Example: Lucy gave birth to Sam on 20 June. Lucy receives 3 months paid maternity leave, which ends on 31 August of that year. Lucy takes no other paid leave. Lucy returns to her old employment on 1 March the following year.

The start of the period is 1 September following the end of her paid maternity leave.

The end of the period is 28 February the following year because Lucy returns to work on 1 March.

Lucy can be paid FTB Part B at the maximum rate from 1 September, after the end of her maternity leave, to 28 February the following year.

However, if Lucy decides to take paid recreation leave later in the year because she is going overseas and claims paid leave for the period (15 to 29 September) then she will not be able to quarantine her FTB Part B payments for this period of leave. Except for the days of paid leave, Lucy would still receive FTB Part B at the maximum rate for the period from 1 September to 28 February.

Leave at half pay

As stated above, a 'quarantine period' commences the day after any period relating to paid leave ends. This is the case whether the individual chooses to take their leave at full pay, or half pay.

Example: Liz commences maternity leave on 4 August 2012. She chooses to take her 14 weeks full pay maternity leave at half pay over 28 weeks (i.e. her maternity leave ends on 16 February 2013). Liz decides to go back to her employment on 2 March 2013.

The start of the quarantine period is 17 February 2013, following the end of her maternity leave on 16 February 2013.

The end of the quarantine period is 1 March 2013, because she chooses to return to work on 2 March 2013.

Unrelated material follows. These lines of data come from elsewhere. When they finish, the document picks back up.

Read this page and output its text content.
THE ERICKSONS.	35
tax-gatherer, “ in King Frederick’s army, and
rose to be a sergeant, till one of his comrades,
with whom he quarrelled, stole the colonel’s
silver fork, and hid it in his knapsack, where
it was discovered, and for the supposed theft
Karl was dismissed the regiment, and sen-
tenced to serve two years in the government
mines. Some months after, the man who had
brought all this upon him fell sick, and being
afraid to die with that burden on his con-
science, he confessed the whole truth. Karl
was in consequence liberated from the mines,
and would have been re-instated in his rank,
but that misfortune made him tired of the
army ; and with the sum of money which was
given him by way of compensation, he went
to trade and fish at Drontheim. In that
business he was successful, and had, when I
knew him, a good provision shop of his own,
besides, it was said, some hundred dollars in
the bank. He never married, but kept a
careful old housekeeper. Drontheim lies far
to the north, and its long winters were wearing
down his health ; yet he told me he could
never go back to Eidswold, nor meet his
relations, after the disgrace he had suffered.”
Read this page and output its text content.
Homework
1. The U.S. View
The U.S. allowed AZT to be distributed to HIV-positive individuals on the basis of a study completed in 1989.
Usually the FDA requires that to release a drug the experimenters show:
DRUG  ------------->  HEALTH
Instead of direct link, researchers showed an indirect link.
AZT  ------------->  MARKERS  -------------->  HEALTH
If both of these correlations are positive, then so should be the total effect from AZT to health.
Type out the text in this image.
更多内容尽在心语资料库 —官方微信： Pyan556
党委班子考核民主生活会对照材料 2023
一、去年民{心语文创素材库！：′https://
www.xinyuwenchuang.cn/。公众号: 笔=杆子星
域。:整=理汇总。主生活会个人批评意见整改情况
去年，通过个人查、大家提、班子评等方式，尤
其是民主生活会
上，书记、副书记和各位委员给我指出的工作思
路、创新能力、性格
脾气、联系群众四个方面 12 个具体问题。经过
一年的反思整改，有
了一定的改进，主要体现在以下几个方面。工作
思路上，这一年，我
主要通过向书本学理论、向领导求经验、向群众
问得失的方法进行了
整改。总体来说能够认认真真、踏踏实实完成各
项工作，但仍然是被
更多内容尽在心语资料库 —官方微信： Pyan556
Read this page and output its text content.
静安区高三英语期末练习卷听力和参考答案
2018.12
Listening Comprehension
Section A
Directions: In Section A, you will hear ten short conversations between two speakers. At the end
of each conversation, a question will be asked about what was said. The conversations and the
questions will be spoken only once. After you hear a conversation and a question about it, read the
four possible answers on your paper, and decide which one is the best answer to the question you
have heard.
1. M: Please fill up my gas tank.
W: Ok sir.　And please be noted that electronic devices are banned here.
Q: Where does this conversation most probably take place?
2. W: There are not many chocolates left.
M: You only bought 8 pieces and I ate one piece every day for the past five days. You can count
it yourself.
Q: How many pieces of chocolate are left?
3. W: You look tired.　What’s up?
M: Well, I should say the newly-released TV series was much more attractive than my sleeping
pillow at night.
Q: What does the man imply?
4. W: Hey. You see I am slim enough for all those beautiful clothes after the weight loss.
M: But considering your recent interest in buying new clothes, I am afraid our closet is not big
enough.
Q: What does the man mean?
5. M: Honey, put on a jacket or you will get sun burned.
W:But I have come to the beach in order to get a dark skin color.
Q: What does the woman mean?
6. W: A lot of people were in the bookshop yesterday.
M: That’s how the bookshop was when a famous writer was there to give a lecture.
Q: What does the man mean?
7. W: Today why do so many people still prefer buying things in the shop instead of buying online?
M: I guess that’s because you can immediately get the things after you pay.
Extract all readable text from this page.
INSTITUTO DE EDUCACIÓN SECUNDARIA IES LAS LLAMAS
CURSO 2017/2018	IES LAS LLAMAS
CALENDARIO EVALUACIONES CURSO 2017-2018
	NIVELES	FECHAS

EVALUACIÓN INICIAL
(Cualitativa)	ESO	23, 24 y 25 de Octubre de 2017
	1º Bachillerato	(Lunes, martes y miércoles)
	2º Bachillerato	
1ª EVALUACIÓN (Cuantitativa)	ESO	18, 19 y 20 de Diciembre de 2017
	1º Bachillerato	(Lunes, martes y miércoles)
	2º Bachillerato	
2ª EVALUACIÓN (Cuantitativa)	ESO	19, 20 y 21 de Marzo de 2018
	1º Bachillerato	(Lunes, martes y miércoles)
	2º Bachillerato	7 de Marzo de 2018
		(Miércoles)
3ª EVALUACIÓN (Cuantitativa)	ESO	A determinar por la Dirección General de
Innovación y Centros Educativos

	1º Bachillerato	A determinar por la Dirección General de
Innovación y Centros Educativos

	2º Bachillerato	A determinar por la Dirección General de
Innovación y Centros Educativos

Liz can be paid FTB Part B at the maximum rate from 17 February 2013, after the end of her maternity leave, to 1 March 2013.

Return to work

A lower income earner is considered to have returned to work (or started work) if the lower income earner has an average of at least 10 hours per week of paid work over 4 consecutive weeks that start in that financial year. The return to work date is the first day that the individual's work level reaches an average of at least 10 hours per week.

Paid work is defined as any work for financial gain or any other reward.

Example 1: Lucy gave birth to Sam on 20 June. Lucy returns to her previous employment on Wednesday 1 March. She works 3 hours on 3 days that week (9 hours). The following 3 weeks she works for 4 days per week for 3 hours (12 hours).

Lucy has worked an average of 11.25 hours per week in the 4-week period starting 1 March and is therefore taken to have returned to work on 1 March during that financial year.

Example 2: Pam gave birth to Rachel on 20 June and returns to her previous employment on 1 March the following year. She works 14 hours during that week. For the next 2 weeks, Pam works 14 hours per week but in the fourth week because it is the school holidays she does not work at all.

Pam has worked an average of 10.5 hours per week over 4 consecutive weeks and is therefore taken to have returned to work on 1 March during that financial year.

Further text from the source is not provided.